On 11/10/20 2:06 AM, Song Liu wrote:
> On Sun, Nov 8, 2020 at 6:02 PM heming.zhao@xxxxxxxx
> <heming.zhao@xxxxxxxx> wrote:
>>
>> Please note, I gave two solutions for this bug in cover-letter.
>> This patch uses solution 2. For detail, please check cover-letter.
>>
>> Thank you.
>>
> 
> [...]
> 
>>>
>>> How to fix:
>>>
>>> There are two sides to fix (or break the dead loop):
>>> 1. on sending msg side, modify lock_comm, change it to return
>>>      success/failed.
>>>      This will make mdadm cmd return error when lock_comm is timeout.
>>> 2. on receiving msg side, process_metadata_update need to add error
>>>      handling.
>>>      currently, other msg types won't trigger error or error doesn't need
>>>      to return sender. So only process_metadata_update need to modify.
>>>
>>> Ether of 1 & 2 can fix the hunging issue, but I prefer fix on both side.
>>>
> 
> Similar comments on how to make the commit log easy to understand.
> Besides that, please split the change into two commits, for fix #1 and #2
> respectively.
> 

My comment meaning is that solution 2 also has two sub-solutions: sending side or receiving side.
(but in fact, there are 3 sub-solutions: sending, receiving & both sides)

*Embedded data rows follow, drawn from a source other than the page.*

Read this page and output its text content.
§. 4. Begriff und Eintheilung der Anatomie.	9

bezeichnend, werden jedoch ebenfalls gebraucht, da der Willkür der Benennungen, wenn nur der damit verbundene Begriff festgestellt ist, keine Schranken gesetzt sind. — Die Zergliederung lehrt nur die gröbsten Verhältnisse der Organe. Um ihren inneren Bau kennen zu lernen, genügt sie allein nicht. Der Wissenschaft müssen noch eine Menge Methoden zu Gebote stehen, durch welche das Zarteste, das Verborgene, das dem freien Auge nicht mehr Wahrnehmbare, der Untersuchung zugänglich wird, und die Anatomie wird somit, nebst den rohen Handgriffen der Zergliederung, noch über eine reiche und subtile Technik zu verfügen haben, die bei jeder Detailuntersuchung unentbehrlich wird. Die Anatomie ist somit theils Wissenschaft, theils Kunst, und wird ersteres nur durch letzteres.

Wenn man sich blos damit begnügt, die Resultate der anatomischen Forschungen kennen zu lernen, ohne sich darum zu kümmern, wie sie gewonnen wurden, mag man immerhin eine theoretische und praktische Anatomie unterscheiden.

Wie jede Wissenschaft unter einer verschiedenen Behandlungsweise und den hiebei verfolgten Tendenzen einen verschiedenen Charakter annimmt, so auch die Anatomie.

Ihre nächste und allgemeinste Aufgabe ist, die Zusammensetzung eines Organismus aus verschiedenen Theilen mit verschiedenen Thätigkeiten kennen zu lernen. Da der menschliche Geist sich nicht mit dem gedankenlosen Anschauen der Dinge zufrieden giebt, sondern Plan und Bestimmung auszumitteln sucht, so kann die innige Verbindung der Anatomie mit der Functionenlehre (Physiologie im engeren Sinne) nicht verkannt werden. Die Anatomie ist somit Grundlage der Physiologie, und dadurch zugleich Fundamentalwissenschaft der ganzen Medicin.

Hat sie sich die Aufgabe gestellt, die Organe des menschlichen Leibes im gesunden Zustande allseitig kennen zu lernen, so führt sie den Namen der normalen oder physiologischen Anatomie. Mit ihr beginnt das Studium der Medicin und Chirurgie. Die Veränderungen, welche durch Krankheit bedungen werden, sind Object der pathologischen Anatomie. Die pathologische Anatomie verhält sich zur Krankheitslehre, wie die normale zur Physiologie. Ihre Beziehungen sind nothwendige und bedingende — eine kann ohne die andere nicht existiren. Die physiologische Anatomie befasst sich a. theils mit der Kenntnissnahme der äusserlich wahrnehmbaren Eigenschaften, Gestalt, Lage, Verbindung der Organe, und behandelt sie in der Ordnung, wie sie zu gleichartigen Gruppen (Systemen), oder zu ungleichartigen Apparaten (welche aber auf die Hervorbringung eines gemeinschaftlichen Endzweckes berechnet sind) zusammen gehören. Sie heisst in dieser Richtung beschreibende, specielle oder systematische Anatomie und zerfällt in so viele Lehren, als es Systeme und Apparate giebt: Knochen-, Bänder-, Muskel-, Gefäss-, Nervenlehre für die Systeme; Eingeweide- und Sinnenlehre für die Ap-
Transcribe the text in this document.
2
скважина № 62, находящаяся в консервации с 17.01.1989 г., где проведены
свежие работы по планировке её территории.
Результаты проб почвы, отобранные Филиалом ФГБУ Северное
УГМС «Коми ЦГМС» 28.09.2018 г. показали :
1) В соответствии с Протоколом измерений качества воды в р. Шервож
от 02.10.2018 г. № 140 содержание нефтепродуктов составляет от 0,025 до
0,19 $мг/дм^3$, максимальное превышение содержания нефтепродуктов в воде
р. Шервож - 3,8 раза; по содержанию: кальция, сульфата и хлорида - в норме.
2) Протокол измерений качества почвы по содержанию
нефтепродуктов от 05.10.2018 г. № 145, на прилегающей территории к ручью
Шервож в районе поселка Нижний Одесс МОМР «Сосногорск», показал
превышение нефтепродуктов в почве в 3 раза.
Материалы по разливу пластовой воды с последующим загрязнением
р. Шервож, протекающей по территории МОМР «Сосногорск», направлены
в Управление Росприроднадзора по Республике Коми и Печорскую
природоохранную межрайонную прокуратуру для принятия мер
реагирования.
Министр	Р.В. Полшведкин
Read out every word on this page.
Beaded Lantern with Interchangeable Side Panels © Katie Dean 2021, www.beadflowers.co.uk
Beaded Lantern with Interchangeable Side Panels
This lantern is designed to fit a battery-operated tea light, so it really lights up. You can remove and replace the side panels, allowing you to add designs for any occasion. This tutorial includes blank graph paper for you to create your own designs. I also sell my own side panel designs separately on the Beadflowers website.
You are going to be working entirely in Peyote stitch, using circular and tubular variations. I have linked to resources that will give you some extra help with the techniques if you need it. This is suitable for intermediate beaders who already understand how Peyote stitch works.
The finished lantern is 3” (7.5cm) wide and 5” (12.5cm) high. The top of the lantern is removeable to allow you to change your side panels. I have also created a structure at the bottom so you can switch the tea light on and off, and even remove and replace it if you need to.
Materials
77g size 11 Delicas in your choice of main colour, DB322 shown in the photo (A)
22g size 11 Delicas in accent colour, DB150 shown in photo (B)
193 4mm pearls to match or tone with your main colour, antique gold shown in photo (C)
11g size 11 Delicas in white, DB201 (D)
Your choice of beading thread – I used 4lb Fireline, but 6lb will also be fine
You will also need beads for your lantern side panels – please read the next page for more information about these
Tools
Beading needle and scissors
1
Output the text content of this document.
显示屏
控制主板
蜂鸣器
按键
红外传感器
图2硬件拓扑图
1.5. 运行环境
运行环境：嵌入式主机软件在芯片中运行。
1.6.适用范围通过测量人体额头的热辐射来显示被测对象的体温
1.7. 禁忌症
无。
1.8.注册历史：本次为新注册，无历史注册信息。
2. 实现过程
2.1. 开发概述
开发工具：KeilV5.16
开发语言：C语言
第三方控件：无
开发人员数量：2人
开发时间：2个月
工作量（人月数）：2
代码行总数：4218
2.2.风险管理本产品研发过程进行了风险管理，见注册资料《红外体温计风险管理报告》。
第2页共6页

sending side, related with patch 2 functions: sendmsg & lock_comm
 (code flow: sendmsg => lock_comm)

receiving side, related with patch 2 functions: process_recvd_msg & process_metadata_update
 (code flow: process_recvd_msg => process_metadata_update)

To break any side waiting can break deadlock. In the patch 2, my fix is both sides.